If you know that you are going to have surgery coming up during the time frame where you will be taking this triple medicine, you should alert your doctor or dentist to the fact that you are taking it. Your dentist will need to know if any oral surgery is being scheduled so that he/she can avoid any drug interactions with your combination medicine.

In the past, geriatric patients have reported an increased sensitivity to many of this drug's side effects, particularly those relating to urination and to dizziness or disorientation.

It is not recommended for women to use this combination medicine during the first three months of pregnancy, and during the last two months, usage is strongly discouraged. Animal populations which have been studied for the effects of this medication have revealed that there is an increased occurrence of intrauterine deaths, extended gestation and labor times, and lower birth weights. There have also been developmental delays which have appeared prominently in animal studies. While there have been no controlled studies on human populations, it is not recommended to use this combination medicine at all if you are pregnant or thinking of becoming pregnant.

In that same vein, women should avoid taking this medicine if you are already pregnant and you are considering breastfeeding your infant. It is known that this medicine is passed on to nursing infants through breast milk, so it is not at all advisable to be taking this drug while breastfeeding an infant.


This medication should be stored in a location which is not subject to extremes of heat, cold, moisture, or direct lighting since all of these have the potential to degrade the medicine and diminish its usefulness. It should be kept well out of the reach of pets and small children who might be curious, and if that means storing it in a very high location, that would be ideal. To prevent unwanted access to this medicine, you should never store it in one of the weekly pill reminders which are so popular, because these do not usually come equipped with locking mechanisms which can discourage access.
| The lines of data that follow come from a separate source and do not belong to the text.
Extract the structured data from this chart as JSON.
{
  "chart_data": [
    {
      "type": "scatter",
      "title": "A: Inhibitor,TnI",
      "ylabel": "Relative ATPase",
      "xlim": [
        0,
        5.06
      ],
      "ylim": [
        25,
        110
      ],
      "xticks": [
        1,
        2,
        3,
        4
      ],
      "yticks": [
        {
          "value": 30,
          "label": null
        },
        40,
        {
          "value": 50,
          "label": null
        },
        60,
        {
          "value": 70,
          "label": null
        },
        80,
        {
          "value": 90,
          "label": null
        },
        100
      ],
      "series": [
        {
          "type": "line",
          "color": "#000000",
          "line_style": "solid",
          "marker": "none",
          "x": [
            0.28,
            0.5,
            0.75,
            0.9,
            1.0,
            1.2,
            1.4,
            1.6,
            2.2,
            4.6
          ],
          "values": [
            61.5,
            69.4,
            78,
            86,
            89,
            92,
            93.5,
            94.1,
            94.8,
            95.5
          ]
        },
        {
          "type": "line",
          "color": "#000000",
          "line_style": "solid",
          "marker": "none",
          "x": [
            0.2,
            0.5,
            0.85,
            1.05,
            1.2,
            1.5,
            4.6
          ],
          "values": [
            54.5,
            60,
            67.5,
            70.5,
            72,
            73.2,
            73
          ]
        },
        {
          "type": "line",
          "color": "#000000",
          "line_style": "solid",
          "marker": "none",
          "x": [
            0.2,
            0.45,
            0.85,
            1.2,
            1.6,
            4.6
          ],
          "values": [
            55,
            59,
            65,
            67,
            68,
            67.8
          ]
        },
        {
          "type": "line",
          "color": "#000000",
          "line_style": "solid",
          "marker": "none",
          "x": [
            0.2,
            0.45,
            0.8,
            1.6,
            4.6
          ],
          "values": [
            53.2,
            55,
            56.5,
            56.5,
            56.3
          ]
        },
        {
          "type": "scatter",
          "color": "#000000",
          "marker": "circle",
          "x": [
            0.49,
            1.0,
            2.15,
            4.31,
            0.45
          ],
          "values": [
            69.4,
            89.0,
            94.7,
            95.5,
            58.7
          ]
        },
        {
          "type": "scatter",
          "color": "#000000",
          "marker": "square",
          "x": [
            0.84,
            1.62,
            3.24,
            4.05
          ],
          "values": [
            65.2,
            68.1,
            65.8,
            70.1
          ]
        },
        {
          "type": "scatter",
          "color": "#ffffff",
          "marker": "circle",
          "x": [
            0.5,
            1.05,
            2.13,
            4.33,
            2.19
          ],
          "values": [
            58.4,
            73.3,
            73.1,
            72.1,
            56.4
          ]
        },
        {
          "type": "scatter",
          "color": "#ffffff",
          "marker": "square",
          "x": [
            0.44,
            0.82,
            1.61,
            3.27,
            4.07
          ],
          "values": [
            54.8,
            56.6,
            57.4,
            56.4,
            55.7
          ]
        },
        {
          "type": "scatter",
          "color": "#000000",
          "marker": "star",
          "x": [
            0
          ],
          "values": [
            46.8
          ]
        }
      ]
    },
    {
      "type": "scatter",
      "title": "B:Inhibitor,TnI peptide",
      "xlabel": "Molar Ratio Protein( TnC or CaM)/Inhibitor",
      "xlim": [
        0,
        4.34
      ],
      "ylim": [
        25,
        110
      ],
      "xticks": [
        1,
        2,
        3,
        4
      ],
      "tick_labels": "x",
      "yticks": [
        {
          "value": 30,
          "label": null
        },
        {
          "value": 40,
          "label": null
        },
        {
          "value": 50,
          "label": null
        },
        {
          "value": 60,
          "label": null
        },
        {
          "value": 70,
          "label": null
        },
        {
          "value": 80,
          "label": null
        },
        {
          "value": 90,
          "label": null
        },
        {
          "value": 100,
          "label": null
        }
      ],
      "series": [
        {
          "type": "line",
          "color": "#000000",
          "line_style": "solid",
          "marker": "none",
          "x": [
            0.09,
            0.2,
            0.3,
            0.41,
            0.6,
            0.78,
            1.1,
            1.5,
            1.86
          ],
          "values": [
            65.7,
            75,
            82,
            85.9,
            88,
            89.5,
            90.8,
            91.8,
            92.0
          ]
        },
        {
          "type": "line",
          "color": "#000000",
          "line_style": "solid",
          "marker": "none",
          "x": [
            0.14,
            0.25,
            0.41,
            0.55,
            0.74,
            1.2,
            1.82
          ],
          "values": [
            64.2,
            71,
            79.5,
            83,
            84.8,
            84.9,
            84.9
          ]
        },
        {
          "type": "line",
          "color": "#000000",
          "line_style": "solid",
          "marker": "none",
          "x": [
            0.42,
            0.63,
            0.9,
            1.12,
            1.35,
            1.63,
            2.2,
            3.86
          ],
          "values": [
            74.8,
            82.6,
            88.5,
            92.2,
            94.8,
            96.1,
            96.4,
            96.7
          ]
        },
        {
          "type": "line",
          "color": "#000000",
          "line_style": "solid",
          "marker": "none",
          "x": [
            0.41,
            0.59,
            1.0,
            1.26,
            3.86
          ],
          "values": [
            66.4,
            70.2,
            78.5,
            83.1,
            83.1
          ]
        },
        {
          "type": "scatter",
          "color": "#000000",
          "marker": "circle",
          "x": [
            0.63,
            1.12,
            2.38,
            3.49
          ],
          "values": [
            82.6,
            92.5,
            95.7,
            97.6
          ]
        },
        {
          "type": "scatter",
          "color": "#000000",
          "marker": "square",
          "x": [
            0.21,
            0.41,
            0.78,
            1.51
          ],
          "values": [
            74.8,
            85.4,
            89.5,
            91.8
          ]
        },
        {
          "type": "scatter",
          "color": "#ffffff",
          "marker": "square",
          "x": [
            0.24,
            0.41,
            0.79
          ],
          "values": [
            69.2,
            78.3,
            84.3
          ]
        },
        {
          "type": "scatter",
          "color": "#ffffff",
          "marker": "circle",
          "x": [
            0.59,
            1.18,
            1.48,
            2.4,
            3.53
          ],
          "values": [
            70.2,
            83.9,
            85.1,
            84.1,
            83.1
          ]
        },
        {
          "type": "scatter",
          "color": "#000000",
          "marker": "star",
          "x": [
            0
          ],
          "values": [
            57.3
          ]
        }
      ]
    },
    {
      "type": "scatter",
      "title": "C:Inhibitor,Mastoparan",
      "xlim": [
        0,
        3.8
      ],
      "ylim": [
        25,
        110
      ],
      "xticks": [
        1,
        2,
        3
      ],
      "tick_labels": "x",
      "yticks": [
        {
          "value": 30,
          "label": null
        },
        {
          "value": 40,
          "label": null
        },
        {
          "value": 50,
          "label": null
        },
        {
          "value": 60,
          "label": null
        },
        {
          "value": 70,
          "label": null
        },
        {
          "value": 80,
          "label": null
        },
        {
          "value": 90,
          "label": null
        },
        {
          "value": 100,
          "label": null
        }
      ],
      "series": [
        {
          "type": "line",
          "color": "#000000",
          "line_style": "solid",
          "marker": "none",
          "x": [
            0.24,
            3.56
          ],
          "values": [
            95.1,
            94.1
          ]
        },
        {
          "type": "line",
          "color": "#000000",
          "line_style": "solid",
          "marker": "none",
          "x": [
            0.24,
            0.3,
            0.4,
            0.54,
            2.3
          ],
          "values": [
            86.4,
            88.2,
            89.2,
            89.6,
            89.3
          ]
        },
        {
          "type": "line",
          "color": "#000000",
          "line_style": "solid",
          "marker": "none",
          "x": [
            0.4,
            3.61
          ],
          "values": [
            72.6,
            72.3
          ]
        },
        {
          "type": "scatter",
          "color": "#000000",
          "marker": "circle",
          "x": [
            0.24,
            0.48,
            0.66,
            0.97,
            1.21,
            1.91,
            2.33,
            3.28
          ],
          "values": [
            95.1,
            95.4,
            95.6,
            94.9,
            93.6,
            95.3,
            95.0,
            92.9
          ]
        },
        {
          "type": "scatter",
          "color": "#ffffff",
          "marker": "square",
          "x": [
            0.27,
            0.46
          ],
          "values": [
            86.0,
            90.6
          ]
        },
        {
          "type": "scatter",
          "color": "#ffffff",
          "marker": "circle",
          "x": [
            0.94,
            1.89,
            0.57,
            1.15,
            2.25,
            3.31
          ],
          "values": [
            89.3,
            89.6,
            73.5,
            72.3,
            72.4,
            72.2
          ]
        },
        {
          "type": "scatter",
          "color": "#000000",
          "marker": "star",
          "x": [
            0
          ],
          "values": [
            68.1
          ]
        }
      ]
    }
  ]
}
When your medicine has exceeded its expiration date, you should not take it any longer, because its effectiveness will be completely unpredictable, and it may not be effective at all. If you have unused tablets of this combination medicine, you should not dispose of them by flushing them down the sink or the toilet, but should instead discard them according to proper disposal methods. Your doctor or pharmacist can advise you on proper disposal methods, and if this information is not available, you can also look it up on the FDA website for the safe disposal of medicines.


The combination medicine of hydrochlorothiazide, olmesartan and amlodipine is used in the treatment of high blood pressure, very often for patients who have not had success using other medications. Together these three deliver a very powerful effect which acts as a single process for the lowering of blood pressure. Olmesartan blocks a substance in the body which can narrow the blood vessels and cause a reduction of circulation, amlodipine is a calcium channel blocker which works to widen blood vessels and improve circulation, and hydrochlorothiazide is a diuretic which prevents the body from retaining too much fluid.

These three medications are not generally taken separately but are available in a single tablet under the commercial name of Tribenzor, to make it easy for patients to ingest all three at once. Normally only one tablet per day is needed by a patient, and the maximum effectiveness of the medicine will be achieved within two weeks of the initial ingestion.